While I deeply admire the craftsmanship of the film, I have no idea why it resonates so strongly with me. My default outlook is optimism, the movie is as bleak as it gets. The only thing close to a hero the movie offers is the executive producer character played by William Holden. Holden, who also received a best male lead nomination, fights the good fight. But he loses. If you cannot tell, I hate that he loses in the movie and I hate that we have lost our reverence for fact-based news in real life.

By the time Chayefsky wrote the screenplay he was a cynic of the highest order. My question is whether the success of his predictions justified that cynicism. Built into the writer’s criticism of the news industry is a more subtle and more important truth. If the news industry was willing to abandon principles for money, that willingness reflected a market demand for Howard Beale’s histrionics. The consumer is always right. So who is to blame for the fall of fact-based journalism?

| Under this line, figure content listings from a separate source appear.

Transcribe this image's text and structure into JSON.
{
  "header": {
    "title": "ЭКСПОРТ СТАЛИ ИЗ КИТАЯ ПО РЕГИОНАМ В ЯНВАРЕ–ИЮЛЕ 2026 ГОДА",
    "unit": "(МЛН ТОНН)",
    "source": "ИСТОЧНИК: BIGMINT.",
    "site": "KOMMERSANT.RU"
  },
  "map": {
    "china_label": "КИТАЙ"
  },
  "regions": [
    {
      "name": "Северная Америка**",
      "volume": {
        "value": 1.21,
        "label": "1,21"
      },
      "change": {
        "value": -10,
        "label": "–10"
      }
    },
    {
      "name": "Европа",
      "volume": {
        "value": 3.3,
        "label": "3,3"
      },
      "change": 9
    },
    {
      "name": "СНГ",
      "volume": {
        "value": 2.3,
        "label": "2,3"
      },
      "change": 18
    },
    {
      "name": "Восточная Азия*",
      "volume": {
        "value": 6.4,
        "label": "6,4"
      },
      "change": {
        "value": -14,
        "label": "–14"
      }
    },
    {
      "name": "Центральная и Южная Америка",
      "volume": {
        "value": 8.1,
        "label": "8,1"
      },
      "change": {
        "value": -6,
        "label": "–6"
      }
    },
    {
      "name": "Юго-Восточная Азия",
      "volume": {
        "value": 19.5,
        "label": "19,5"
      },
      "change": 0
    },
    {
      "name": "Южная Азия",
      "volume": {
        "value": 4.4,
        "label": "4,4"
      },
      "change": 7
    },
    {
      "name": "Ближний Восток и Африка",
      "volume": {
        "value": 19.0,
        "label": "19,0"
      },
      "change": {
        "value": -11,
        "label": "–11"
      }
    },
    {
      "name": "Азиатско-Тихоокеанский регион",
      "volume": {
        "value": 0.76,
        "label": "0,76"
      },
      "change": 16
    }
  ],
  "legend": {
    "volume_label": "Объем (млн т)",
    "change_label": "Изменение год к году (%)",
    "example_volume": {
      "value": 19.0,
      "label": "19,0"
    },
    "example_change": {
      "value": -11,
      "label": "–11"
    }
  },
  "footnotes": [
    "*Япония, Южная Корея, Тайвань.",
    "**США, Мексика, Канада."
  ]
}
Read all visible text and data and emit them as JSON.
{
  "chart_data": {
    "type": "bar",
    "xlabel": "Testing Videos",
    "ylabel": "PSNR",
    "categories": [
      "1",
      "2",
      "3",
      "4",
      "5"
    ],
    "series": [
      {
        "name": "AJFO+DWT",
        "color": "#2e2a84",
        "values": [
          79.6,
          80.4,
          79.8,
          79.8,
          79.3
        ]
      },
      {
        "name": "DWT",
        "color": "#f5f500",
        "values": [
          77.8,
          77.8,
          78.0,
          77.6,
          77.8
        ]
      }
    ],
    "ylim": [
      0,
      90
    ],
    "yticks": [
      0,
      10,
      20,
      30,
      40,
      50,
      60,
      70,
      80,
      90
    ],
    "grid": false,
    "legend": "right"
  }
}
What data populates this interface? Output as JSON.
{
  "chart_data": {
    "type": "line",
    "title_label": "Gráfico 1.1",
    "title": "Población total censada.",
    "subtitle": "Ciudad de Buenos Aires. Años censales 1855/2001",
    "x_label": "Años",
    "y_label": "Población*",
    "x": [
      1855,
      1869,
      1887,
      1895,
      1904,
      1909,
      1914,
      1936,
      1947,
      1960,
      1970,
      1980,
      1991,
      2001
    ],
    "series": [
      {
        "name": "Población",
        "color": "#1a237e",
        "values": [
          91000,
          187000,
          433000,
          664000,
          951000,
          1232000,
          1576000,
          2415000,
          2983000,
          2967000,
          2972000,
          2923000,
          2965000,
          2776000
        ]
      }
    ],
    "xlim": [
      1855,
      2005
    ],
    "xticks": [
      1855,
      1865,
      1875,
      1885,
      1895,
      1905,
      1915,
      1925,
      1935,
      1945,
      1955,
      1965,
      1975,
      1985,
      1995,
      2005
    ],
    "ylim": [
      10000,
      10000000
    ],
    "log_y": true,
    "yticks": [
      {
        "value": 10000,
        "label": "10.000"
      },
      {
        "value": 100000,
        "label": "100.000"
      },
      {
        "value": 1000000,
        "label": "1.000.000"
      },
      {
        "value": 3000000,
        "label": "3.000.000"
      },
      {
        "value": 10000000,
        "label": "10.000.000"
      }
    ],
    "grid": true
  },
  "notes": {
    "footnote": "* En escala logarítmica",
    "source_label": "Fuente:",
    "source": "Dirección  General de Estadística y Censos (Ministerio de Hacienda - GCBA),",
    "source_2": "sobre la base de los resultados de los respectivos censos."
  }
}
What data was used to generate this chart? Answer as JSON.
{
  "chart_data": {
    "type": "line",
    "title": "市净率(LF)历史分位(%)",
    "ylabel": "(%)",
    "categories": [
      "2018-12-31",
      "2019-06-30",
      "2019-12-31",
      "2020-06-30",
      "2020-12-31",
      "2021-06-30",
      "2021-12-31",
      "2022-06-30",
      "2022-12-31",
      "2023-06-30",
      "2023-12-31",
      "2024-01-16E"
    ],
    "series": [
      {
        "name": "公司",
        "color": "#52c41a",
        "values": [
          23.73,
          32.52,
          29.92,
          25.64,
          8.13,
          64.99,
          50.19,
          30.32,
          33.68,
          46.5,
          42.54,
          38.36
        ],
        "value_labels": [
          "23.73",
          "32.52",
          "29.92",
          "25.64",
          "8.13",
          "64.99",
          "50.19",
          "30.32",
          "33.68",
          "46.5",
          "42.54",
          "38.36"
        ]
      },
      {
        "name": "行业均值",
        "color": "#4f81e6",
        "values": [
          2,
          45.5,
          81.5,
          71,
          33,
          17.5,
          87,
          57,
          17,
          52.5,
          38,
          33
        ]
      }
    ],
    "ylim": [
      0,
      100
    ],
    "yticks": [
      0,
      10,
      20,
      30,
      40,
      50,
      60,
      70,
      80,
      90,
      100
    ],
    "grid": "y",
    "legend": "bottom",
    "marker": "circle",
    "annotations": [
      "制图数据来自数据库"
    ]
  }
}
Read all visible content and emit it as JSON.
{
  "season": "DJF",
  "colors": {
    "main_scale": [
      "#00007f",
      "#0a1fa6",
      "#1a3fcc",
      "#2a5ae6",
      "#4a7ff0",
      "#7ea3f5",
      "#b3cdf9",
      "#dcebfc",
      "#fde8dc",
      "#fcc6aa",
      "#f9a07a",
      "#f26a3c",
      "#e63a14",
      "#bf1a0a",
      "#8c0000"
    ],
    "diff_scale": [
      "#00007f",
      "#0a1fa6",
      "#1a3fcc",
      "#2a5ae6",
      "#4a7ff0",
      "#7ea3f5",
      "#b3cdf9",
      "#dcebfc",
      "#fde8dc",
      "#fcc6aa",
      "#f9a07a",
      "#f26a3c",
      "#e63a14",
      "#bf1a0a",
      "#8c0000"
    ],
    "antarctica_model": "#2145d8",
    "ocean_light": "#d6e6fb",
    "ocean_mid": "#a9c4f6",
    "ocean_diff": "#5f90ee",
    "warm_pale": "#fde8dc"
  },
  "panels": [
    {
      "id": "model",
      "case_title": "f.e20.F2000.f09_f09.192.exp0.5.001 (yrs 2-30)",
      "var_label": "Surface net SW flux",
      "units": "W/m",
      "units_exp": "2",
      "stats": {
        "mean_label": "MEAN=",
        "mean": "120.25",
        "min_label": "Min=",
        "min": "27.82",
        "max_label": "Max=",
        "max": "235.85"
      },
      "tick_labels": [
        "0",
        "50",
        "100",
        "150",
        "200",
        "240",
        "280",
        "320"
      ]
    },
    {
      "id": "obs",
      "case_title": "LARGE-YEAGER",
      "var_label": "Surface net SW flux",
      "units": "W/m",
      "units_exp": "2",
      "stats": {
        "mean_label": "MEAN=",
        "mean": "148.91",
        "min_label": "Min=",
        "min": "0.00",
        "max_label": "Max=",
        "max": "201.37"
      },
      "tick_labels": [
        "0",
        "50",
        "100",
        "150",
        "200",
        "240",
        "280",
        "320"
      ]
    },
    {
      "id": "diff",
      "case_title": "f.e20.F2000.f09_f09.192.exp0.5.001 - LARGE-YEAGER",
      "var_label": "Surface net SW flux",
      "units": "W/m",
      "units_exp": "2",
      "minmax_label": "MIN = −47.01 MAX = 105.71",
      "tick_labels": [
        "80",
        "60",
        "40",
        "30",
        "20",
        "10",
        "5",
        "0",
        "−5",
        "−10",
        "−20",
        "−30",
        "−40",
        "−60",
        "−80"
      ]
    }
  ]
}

The brilliant Paddy Chayefsky. New York World-Telegram and the Sun staff photographer: Albertin, Walter, photographer., Public domain, via Wikimedia Commons

In 2019, seniors averaged four hours a day watching television. People aged 25-34 spent half as much time consuming what the networks were selling. The last month has been nothing but glorious weather here in Waco. So maybe Howard Beale was right after all. If we Empty Nesters are dissatisfied with life; if we have rage that must be dealt with, then we do need to rise up. Get up off the couch and march to the set with channel changer in hand. Then turn the thing off and go for a walk. ‘They” will hear you clearly and much better than any all caps post you can send.